Thursday

What's cookin'?

Recently I've been sampling from rather a schmorgasborg (honestly, can anyone spell that word?) of books, so I thought I would give the rundown on each. 1. Anna Karenina. So I wasn't all that thrilled that I spent forty days of my life reading War and Peace last year, and had a skeptical view of Tolstoy in general. I read The Death of Ivan Ilyich, and that removed most of the doubt. Then I read Anna Karenina and all doubt has vanished. I concede the point, Tolstoy is a genius, and that book was amazing. Moving on. 2. Ralph MacInerny writes really funny mysteries set at Notre Dame. His predilection for bad puns (Irish Alibi, Lack of the Irish, On this Rockne, Irish Gilt...you get the picture) notwithstanding, they make for great reading. 3. Romola.
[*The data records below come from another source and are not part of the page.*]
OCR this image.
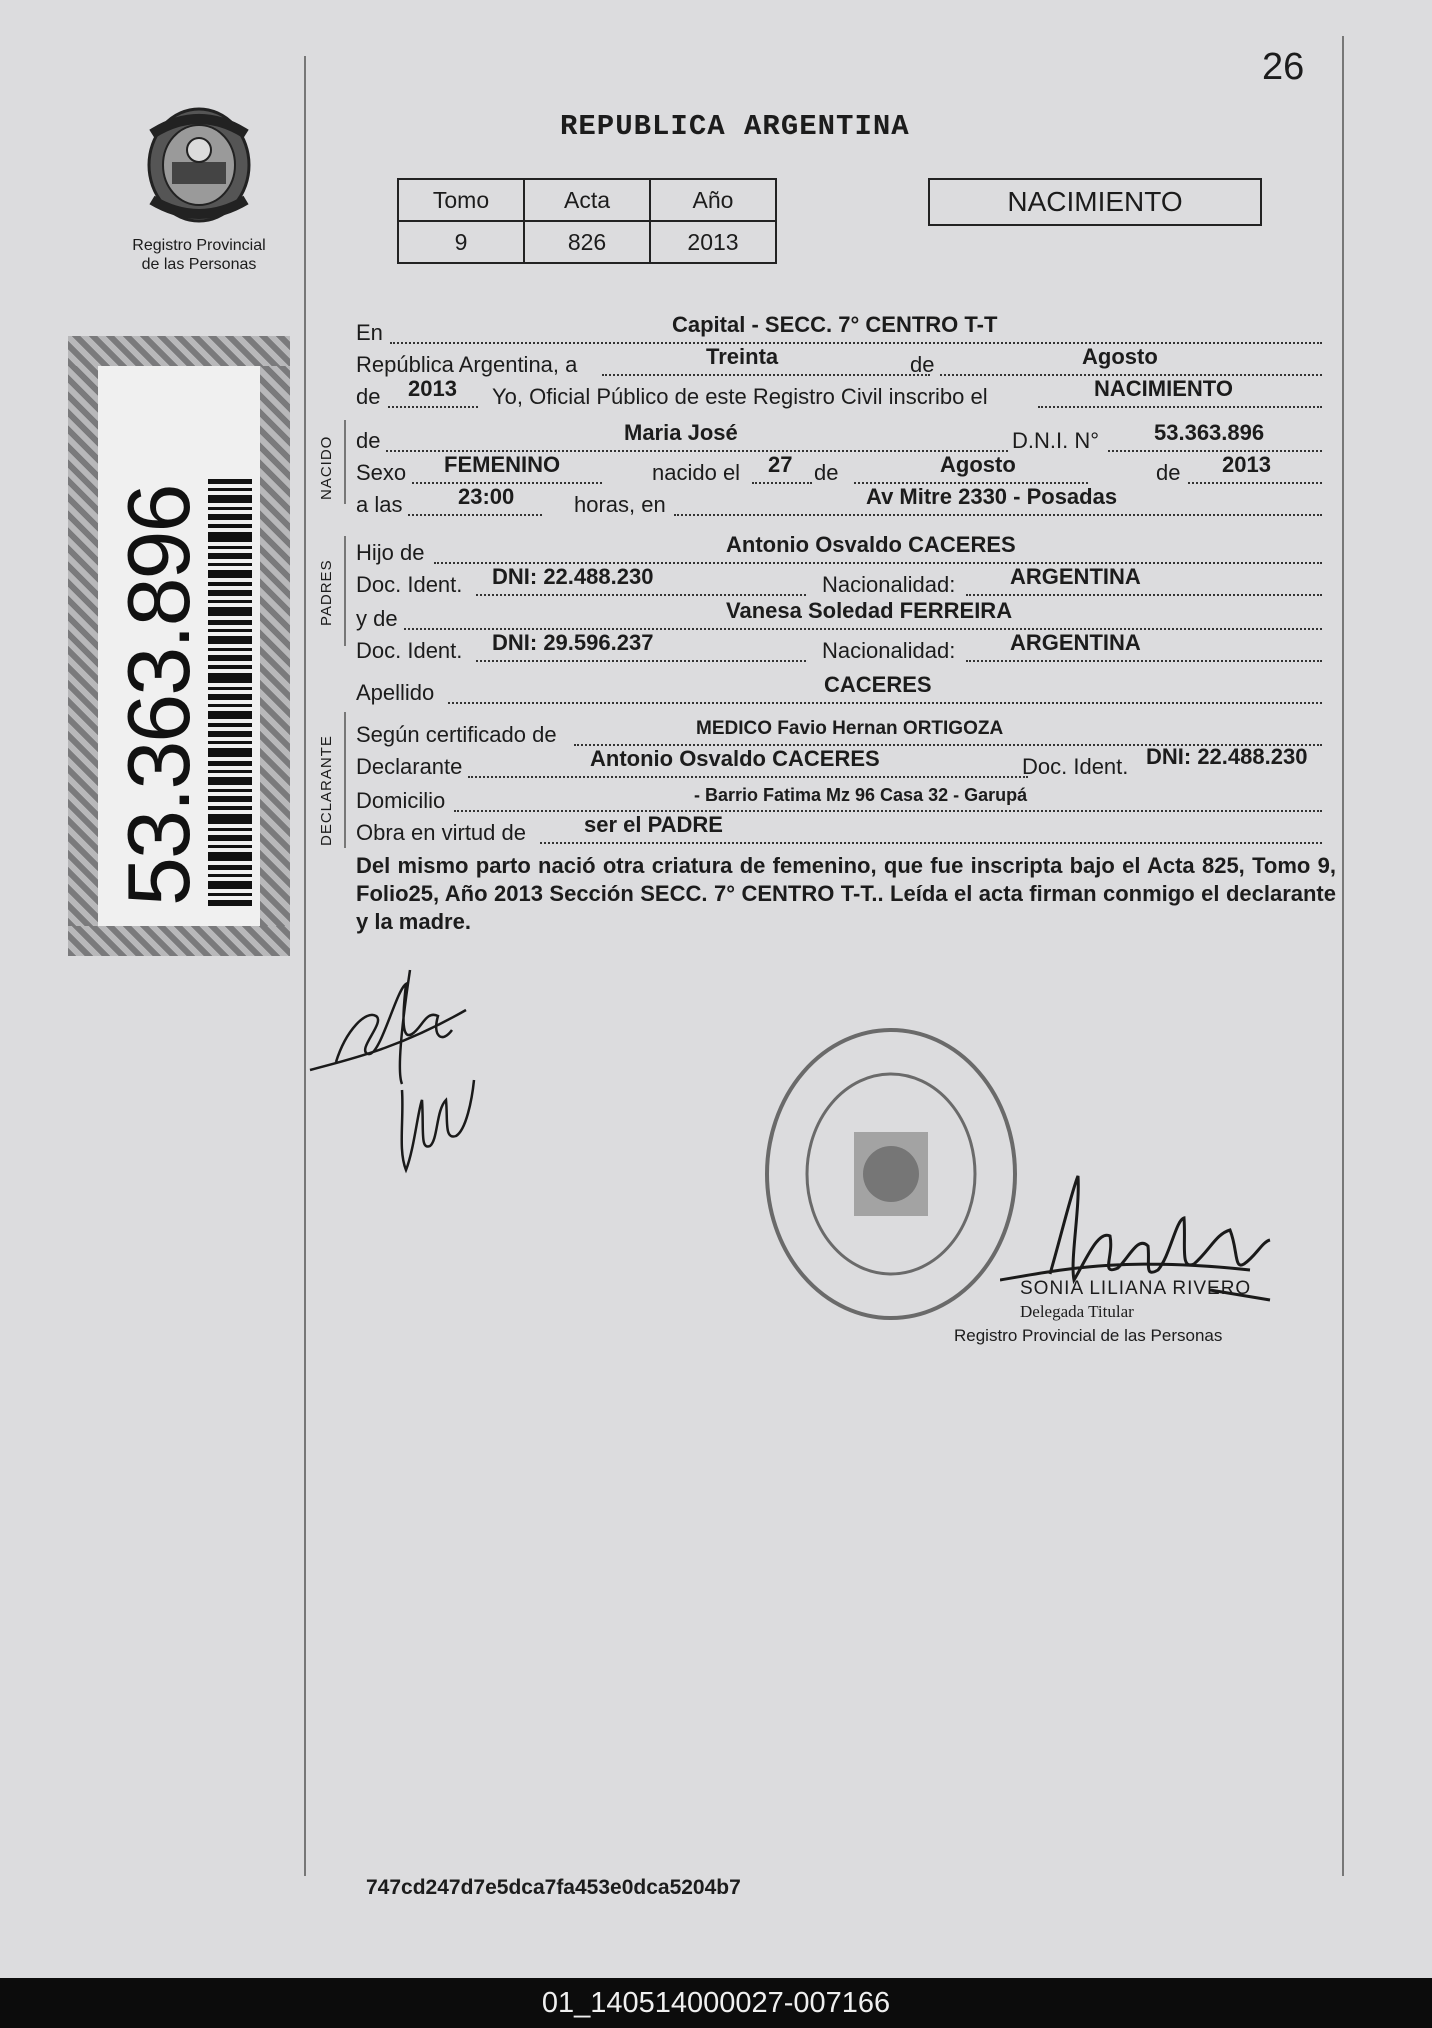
26
Registro Provincial
de las Personas
53.363.896
REPUBLICA ARGENTINA
Tomo	Acta	Año
9	826	2013
NACIMIENTO
NACIDO
PADRES
DECLARANTE
En	Capital - SECC. 7° CENTRO T-T
República Argentina, a	Treinta	de	Agosto
de 2013 Yo, Oficial Público de este Registro Civil inscribo el	NACIMIENTO
de	Maria José	D.N.I. N° 53.363.896
Sexo FEMENINO	nacido el 27 de	Agosto	de 2013
a las	23:00	horas, en	Av Mitre 2330 - Posadas
Hijo de	Antonio Osvaldo CACERES
Doc. Ident. DNI: 22.488.230	Nacionalidad: ARGENTINA
y de	Vanesa Soledad FERREIRA
Doc. Ident. DNI: 29.596.237	Nacionalidad: ARGENTINA
Apellido	CACERES
Según certificado de	MEDICO Favio Hernan ORTIGOZA
Declarante	Antonio Osvaldo CACERES	Doc. Ident. DNI: 22.488.230
Domicilio	- Barrio Fatima Mz 96 Casa 32 - Garupá
Obra en virtud de	ser el PADRE
Del mismo parto nació otra criatura de femenino, que fue inscripta bajo el Acta 825, Tomo 9, Folio25, Año 2013 Sección SECC. 7° CENTRO T-T.. Leída el acta firman conmigo el declarante y la madre.
SONIA LILIANA RIVERO
Delegada Titular
Registro Provincial de las Personas
747cd247d7e5dca7fa453e0dca5204b7
01_140514000027-007166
I love George Eliot, and had not read this one of hers. Imagine my surprise when it turns out to be set in 13th century Italy! Most astonishing. 4. Grapes of Wrath. The answer is clear: leave Oklahoma. Better things await you in the Northwest. 5. Gulag Archipelago: Part II. It is incredibly difficult to find all three complete volumes of Solzhenitsyn's exhaustive masterpiece on the Soviet prison system. By luck, I've come by two. We own the first, and I found the second in Powell's. It has been awhile since I finished the first, and reading the second is just as hard. Solzhenitsyn is a little harsh, but a magnificent scholar and writer. 6. I Speak for the Silent. This anti-Soviet book was published in the thirties! Before the Gulag Archipelago was made famous by Solzhenitsyn, it was brought to at least some people's attention by Vladimir Tchernavin. Incredibly, he escaped the camps in Siberia, made it all the way back to civilization, managed to get his wife and children, and get out to Finland. I'm surprised his story hasn't been made more of. The only reason I knew of it was because in Witness, Whittaker Chambers mentions that it was the first anti-Soviet literature he ever read. I think it's apparent that I need to pull back to the days of reading one book at a time, but it's been fun while it lasted.